Jessbow · 30/01/2016 15:36

Beg borrow or buy a peace cage, put the dog in the cage out of sight, yes maybe she will still hear it whine/bark but as long as she know its caged , you will have met in the middle.

If she still objects, then ask for a change of worker.

gamerchick · 30/01/2016 15:40

I'm quite torn. Resources are so scarce and early intervention is so important to help ward off more serious MH issues later on. I'm sure her manager indulged her issues because there just isn't enough to go around everybody.

But having them shut away so no sound is heard is ridiculous and she really should be having some phobia therapy to cope.

However having to deal with a young adult who's mentally poorly I would go so far to make sure the dog wasn't even in the house during the visits so the SW can relax fully and daughter gets the full benefit of the programme.

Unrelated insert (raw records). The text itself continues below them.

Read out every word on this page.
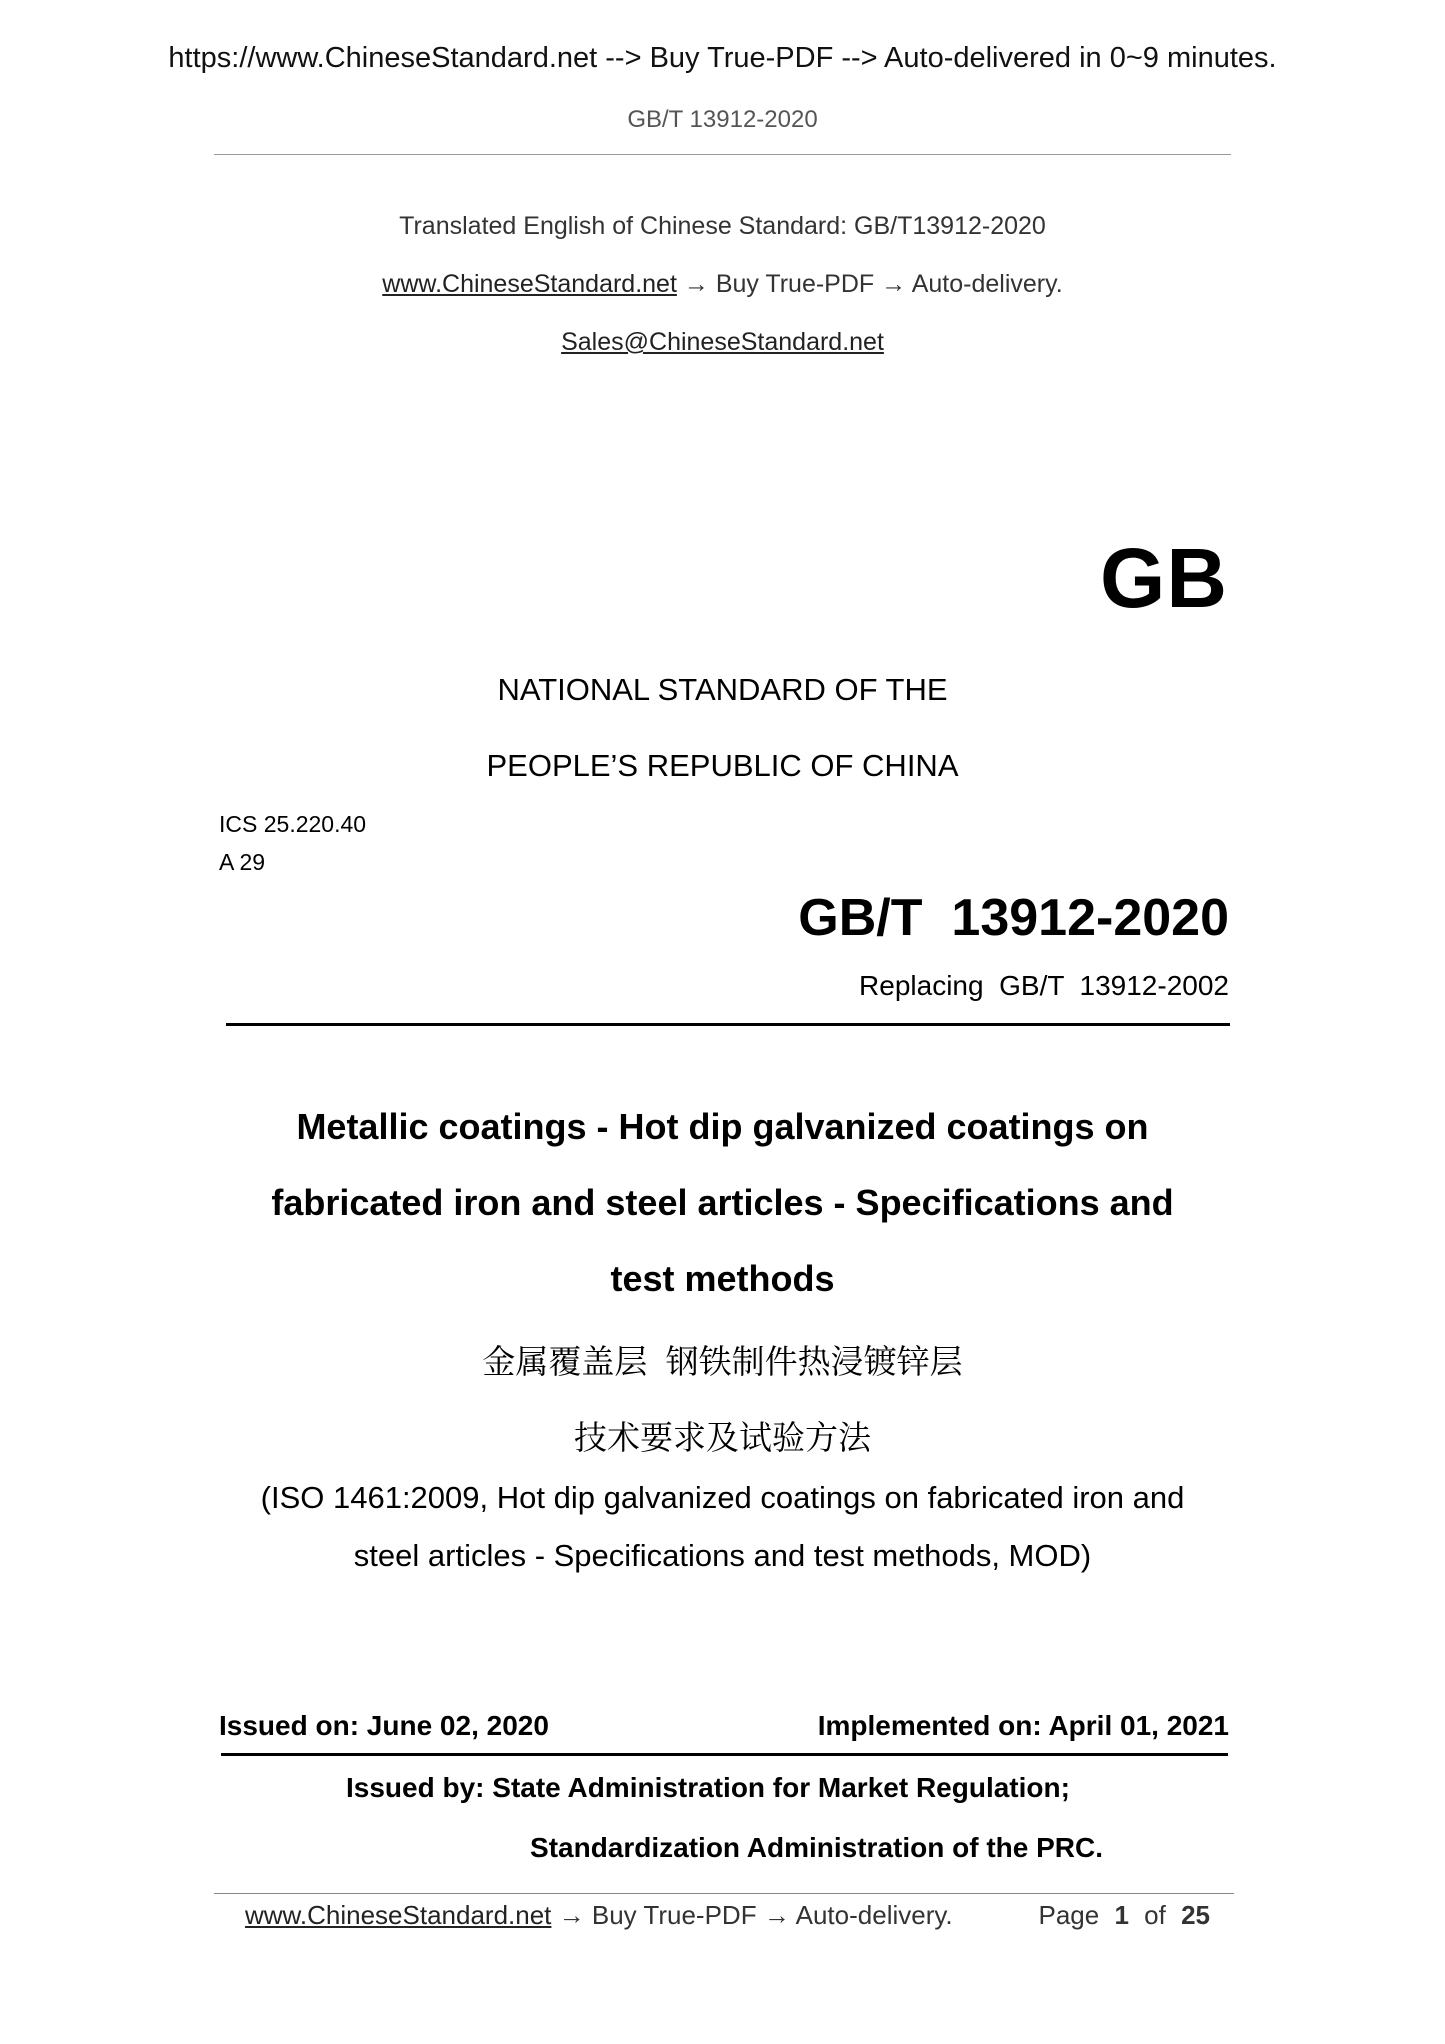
https://www.ChineseStandard.net --> Buy True-PDF --> Auto-delivered in 0~9 minutes.
GB/T 13912-2020
Translated English of Chinese Standard: GB/T13912-2020
www.ChineseStandard.net → Buy True-PDF → Auto-delivery.
Sales@ChineseStandard.net
GB
NATIONAL STANDARD OF THE
PEOPLE’S REPUBLIC OF CHINA
ICS 25.220.40
A 29
GB/T  13912-2020
Replacing  GB/T  13912-2002
Metallic coatings - Hot dip galvanized coatings on
fabricated iron and steel articles - Specifications and
test methods
金属覆盖层  钢铁制件热浸镀锌层
技术要求及试验方法
(ISO 1461:2009, Hot dip galvanized coatings on fabricated iron and
steel articles - Specifications and test methods, MOD)
Issued on: June 02, 2020	Implemented on: April 01, 2021
Issued by: State Administration for Market Regulation;
Standardization Administration of the PRC.
www.ChineseStandard.net → Buy True-PDF → Auto-delivery.	Page 1 of 25
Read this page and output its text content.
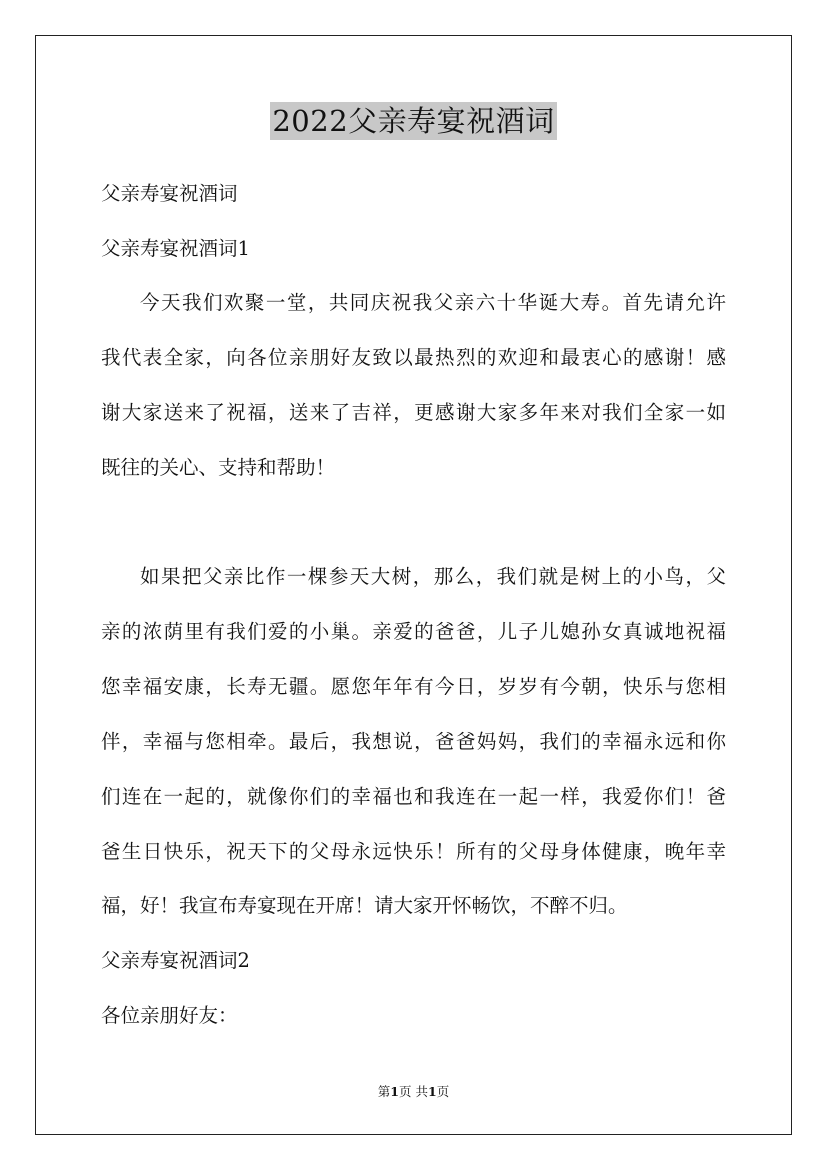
2022父亲寿宴祝酒词
父亲寿宴祝酒词
父亲寿宴祝酒词1
今天我们欢聚一堂，共同庆祝我父亲六十华诞大寿。首先请允许
我代表全家，向各位亲朋好友致以最热烈的欢迎和最衷心的感谢！感
谢大家送来了祝福，送来了吉祥，更感谢大家多年来对我们全家一如
既往的关心、支持和帮助！
如果把父亲比作一棵参天大树，那么，我们就是树上的小鸟，父
亲的浓荫里有我们爱的小巢。亲爱的爸爸，儿子儿媳孙女真诚地祝福
您幸福安康，长寿无疆。愿您年年有今日，岁岁有今朝，快乐与您相
伴，幸福与您相牵。最后，我想说，爸爸妈妈，我们的幸福永远和你
们连在一起的，就像你们的幸福也和我连在一起一样，我爱你们！爸
爸生日快乐，祝天下的父母永远快乐！所有的父母身体健康，晚年幸
福，好！我宣布寿宴现在开席！请大家开怀畅饮，不醉不归。
父亲寿宴祝酒词2
各位亲朋好友：
第1页 共1页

icysphincterporn · 30/01/2016 15:40

If you have a child who has problems like yours does, you will have to get used to being asked to put dog in another room. I am a dog owner whose dog gets miffed if shut away but it doesn't harm him.

Do you actually want this help? I don't mean it unkindly but it sounds like you are putting barriers up. This problem has a simple solution. I get this all the time (professional who does home visits). People phone me, stating it's urgent and then...."oh I can't do that date or that one or that one. Actually can I see you three weeks on Thursday at 10 am?" So, clearly not that urgent!